Retour de Chypre
L'île de Chypre, d'une superficie de 9250km2, la troisième en taille des îles méditerranéennes, est scindée en deux États:
- Au Sud, la "République chypriote" s'étend sur environ les deux tiers de l'île. Peuplée par les Chypriotes grecs, elle prétend continuer l'État fondé en 1960 suite à la guerre de libération nationale qui a rejeté la colonisation britannique et débouché sur la proclamation de l'indépendance de l'île.
-"La République turque de Chypre du Nord " occupe environ l'autre tiers. Proclamée de façon unilatérale en 1983, elle n'est toujours pas reconnue par la communauté internationale et a été depuis cette date assez dépendante de la Turquie. Mais, fait notable, les Chypriotes turcs se définissent comme musulmans non pratiquants, toujours tournés vers Ataturk et de fait on n'y croise aucune femme en burqa ni en voile, seulement quelques-unes d'un certain âge et plutôt avec un foulard. De plus, la Zyvania (raki chypriote) et les vins locaux y sont appréciés.

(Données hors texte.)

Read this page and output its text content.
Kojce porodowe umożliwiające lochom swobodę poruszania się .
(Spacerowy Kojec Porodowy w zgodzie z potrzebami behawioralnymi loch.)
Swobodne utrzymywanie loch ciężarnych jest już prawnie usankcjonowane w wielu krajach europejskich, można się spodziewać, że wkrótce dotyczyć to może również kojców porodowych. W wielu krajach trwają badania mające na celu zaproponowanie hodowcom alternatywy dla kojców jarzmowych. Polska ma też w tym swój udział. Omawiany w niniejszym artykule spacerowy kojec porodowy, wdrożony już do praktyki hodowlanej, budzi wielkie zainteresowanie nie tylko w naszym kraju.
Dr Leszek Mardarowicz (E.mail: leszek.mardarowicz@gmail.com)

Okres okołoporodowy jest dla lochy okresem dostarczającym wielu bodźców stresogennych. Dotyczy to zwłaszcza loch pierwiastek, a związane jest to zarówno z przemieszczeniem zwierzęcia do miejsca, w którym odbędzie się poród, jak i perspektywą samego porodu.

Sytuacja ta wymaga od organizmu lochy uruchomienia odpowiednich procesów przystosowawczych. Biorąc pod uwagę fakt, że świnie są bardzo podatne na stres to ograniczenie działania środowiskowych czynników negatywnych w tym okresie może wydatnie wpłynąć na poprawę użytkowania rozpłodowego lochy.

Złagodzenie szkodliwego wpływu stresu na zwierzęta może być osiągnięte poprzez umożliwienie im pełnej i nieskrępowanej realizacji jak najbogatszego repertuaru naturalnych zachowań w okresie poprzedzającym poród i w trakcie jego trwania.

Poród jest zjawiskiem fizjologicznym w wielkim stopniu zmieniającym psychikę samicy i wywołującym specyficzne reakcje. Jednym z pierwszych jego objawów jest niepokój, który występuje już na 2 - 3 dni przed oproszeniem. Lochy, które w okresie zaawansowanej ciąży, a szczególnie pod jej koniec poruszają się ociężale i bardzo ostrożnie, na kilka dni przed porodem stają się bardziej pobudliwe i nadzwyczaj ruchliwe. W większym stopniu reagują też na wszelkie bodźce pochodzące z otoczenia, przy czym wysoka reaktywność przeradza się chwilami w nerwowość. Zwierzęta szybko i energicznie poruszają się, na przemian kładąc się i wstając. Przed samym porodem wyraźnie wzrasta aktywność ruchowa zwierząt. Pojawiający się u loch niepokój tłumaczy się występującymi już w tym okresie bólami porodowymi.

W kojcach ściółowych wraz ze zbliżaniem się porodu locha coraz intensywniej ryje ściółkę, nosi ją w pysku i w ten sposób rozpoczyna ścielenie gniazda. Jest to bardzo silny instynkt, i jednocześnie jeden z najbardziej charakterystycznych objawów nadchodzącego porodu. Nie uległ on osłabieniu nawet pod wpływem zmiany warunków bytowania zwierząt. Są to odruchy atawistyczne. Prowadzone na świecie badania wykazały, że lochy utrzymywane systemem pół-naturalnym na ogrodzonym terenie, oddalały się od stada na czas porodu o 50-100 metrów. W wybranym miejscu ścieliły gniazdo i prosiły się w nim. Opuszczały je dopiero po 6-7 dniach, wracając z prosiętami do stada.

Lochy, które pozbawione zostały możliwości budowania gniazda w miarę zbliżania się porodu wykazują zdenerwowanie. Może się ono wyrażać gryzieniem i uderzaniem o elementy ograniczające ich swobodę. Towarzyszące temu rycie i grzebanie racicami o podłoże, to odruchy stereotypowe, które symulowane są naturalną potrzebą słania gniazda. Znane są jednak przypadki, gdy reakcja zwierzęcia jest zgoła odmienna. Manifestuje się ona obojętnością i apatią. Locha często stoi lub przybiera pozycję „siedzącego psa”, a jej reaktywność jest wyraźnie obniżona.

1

La population de l'île est d'environ 1 million 100 000 habitants mais il est bien difficile d'avoir une idée précise de sa répartition entre les deux communautés : 70 à 75% de Chypriotes grecs cela semble faire à peu près consensus, mais pour le Nord les choses sont différentes, 25 à 30% de Chypriotes turcs nous dit-on logiquement sur place, mais pour les habitants du Sud cela se réduit à seulement 10% ! De fait, il semble que de chaque côté on ne donne pas le même sens aux chiffres . Il est vrai que l'immigration est importante dans l'île (dont incontestablement des réfugiés politiques turcs opposants à Erdogan ) et au Nord, on qualifie de Chypriotes turcs tous ceux qui y vivent alors que les habitants du Sud semblent ne vouloir considérer que les Chypriotes turcs "de souche". Mais tous les immigrés sont-ils au Nord?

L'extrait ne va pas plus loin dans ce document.